The Boarded Chest I
In "The Anarchist's Design Book" Chris Schwarz writes that a boarded chest should take 2 boards and around 10 hours to build. Apparently I took that as a challenge. I took somewhere in the neighborhood of 7 months. Albeit I have excuses. The chest was for me and my use so a paying jobs got in the way, moving my house and shop got in the way, and my own thought patterns, like a murmeration of birds, got in the way.
Boarded chests or 6-board chests are the perfect utilitarian canvas to impose your will upon. I had a desire to explore grain painting, not the subtle kind, the wacko far out there stuff, and I wanted to step up the work I've played with, lining boxes with designed paper, on a large scale item like a chest to see how it felt in overload.
I started with a pile of 1x10x10 foot pine boards from the closest home center. I cross cut them to close to the lengths I wanted and then glued up the panels. Sides, front, back, and bottom.

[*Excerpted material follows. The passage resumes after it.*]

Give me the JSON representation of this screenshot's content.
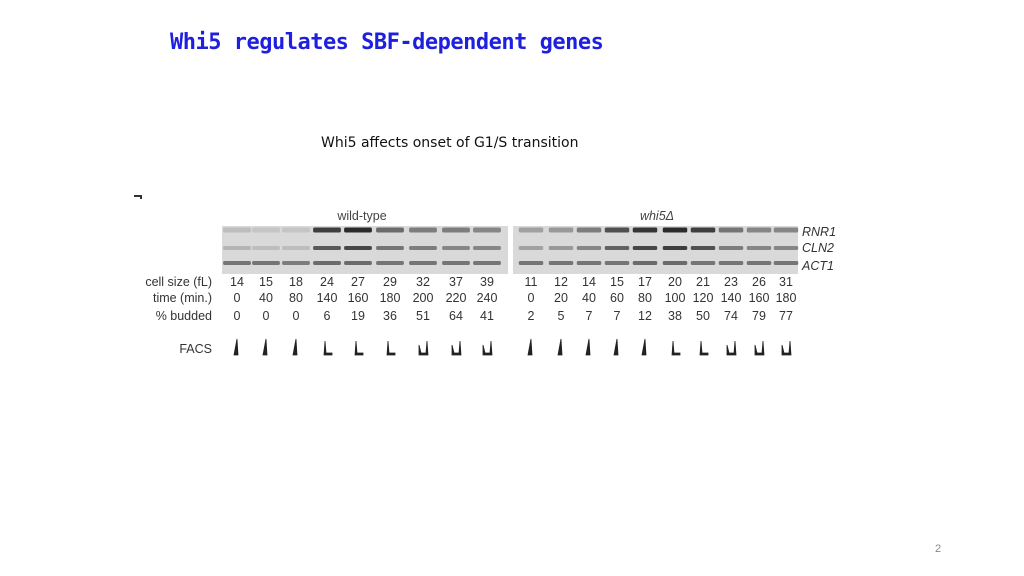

I was not worrying about the lid yet.
With the panels glued up I flattened them. I love the texture of traversed planing in a raking light.
Then I squared up the ends and started laying out for the step joint where the front and back panels rest on the side panels.
Instead of really measuring I used a sector and dividers to measure how tall the legs would be in relation to the sides. I don't recall exactly but a 1:6 ratio seems like what I did.
I cut and ripped the step joint, then I planed rabbets in the bottom of the front and back panel and cut dados in the right place on the end panels.
Then it was time for a dry fit. Everything worked to satisfaction, but the interesting parts were about to begin.